In determining the reasonableness of the remuneration, Matthews JR considered the following factors:

  1. Whether there was an appropriate delegation of the work performed;
  2. Whether the tasks conducted were necessary to have been performed;
  3. Whether the time taken to complete those tasks, and therefore the amounts charged for them, was reasonable; and
  4. Whether there was any evidence of unnecessary duplication of work.

Ultimately the court was satisfied to approve the remuneration sought by the liquidators, holding that the liquidator’s costs of application be costs in the Company’s liquidation.

In an era where issues of proportionality are high on the agenda, particularly with the judiciary, this case presents an interesting example of a situation where the costs of making such an application seem disproportionate to the costs being sought and presents yet a further example of why approval of these costs should be facilitated in a different manner, possibly by legislative change as  the current law sees many liquidators spending significant resources to justify their remuneration at additional cost to creditors.


HCA allows ASIC v Lewski appeal

In the matter of Australian Securities & Investments Commission v Lewski & Anor, the High Court has partly allowed an appeal by the corporate regulator, after it alleged the directors of Australian Property Custodian Holdings Pty Ltd (APCHL) breached their duties by amending the constitution of a failed aged care and retirement trust.

In December 2000, Australian Property Custodian Holdings Pty Ltd (APCHL) created a unit trust called the Prime Retirement and Aged Care Property Trust, of which it was the responsible entity. The trust was subsequently registered by ASIC as a managed investment scheme in July 2001, and the consolidated trust deed became the constitution of the managed investment scheme.

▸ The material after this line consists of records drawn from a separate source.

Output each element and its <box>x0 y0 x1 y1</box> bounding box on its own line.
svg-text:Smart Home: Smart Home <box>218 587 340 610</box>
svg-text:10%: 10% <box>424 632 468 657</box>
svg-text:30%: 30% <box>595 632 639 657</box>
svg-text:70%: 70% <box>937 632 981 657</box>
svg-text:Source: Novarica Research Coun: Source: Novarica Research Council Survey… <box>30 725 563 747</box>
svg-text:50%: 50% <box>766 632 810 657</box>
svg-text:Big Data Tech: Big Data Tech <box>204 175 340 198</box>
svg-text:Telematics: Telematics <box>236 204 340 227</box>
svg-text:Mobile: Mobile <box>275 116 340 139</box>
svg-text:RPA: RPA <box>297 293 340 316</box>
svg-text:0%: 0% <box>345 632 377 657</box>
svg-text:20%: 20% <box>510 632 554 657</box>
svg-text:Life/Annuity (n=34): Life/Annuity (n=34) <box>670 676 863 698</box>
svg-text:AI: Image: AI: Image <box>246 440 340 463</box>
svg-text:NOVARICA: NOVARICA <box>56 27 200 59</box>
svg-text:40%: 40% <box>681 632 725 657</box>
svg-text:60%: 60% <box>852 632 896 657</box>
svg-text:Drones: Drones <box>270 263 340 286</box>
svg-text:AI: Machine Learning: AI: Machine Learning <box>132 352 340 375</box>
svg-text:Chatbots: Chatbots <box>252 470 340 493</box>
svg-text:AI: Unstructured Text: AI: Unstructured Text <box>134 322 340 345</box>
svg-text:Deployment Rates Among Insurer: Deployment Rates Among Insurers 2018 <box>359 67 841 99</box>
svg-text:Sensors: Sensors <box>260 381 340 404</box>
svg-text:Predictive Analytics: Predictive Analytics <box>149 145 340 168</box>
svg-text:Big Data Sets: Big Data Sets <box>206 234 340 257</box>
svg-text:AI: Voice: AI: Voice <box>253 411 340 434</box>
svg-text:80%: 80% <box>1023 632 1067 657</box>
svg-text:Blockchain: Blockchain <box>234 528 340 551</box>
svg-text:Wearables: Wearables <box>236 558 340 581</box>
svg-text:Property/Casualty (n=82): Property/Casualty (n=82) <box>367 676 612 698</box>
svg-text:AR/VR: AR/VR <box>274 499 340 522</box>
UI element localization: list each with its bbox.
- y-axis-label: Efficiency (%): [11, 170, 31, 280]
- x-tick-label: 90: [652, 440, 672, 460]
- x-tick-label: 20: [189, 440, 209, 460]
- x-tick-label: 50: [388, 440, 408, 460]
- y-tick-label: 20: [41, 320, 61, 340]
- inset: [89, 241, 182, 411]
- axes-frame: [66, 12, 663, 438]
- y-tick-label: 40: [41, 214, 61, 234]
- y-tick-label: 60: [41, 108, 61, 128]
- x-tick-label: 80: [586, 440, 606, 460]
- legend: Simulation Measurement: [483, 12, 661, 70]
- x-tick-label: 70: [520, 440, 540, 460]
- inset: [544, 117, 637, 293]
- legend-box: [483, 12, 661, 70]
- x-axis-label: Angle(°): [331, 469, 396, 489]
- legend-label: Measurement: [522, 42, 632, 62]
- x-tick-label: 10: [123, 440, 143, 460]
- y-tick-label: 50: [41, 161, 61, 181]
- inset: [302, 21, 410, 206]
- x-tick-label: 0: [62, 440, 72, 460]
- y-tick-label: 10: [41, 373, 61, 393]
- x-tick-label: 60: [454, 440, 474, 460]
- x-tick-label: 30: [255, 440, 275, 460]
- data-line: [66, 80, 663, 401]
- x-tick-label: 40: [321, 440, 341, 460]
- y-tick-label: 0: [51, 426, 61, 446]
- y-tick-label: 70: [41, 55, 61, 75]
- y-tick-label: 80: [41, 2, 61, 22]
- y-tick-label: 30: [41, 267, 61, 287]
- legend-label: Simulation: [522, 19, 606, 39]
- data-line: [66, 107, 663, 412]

In July 2006, after struggling to sell the units, the directors of APCHL amended the constitution by introducing substantial new fees payable to APCHL. In doing so, the directors introduced a 'listing fee’, which was payable once the scheme's units were listed on the Australian Securities Exchange.

The amended constitution was lodged in 2006, and the following year the directors determined that the listing fee would be paid to companies associated with William Lewski, one of APCHL's directors who controlled the trust's responsible entity.

Subsequently, the case ensued after ASIC alleged that Mr Lewski was improperly granted $33 million from the company for consulting on its ASX listing, and a further $60 million for the purchase of the management rights for the portfolio of villages owned by the company.

At first instance the trial judge held that the fees were invalid, and that the directors had subsequently breached their duties.

However, the directors subsequently appealed to the Full Federal Court, where it was held that the trial judge erred in its finding. In doing so, the court held that the certain amendments had 'interim validity' unless and until they were set aside, and that the directors were thus entitled to act in accordance with their honest belief that the amendments were valid.

ASIC then appealed to the High Court, which ultimately held that the Full Federal Court had erred in this decision. In doing so, the court concluded that the directors had breached various provisions of the Corporations Act 2001 (Cth), having failed to take reasonable care, to be loyal to members of the trust, to not use their position improperly and to comply with the legal requirements for amendment.

Despite this, the court held that the Full Federal Court was correct in finding that the directors had not been complicit in a breach of s 208. The case has now been remitted to the Full Federal Court for determination of penalty and disqualification orders, costs and ASIC's cross-appeal to that court.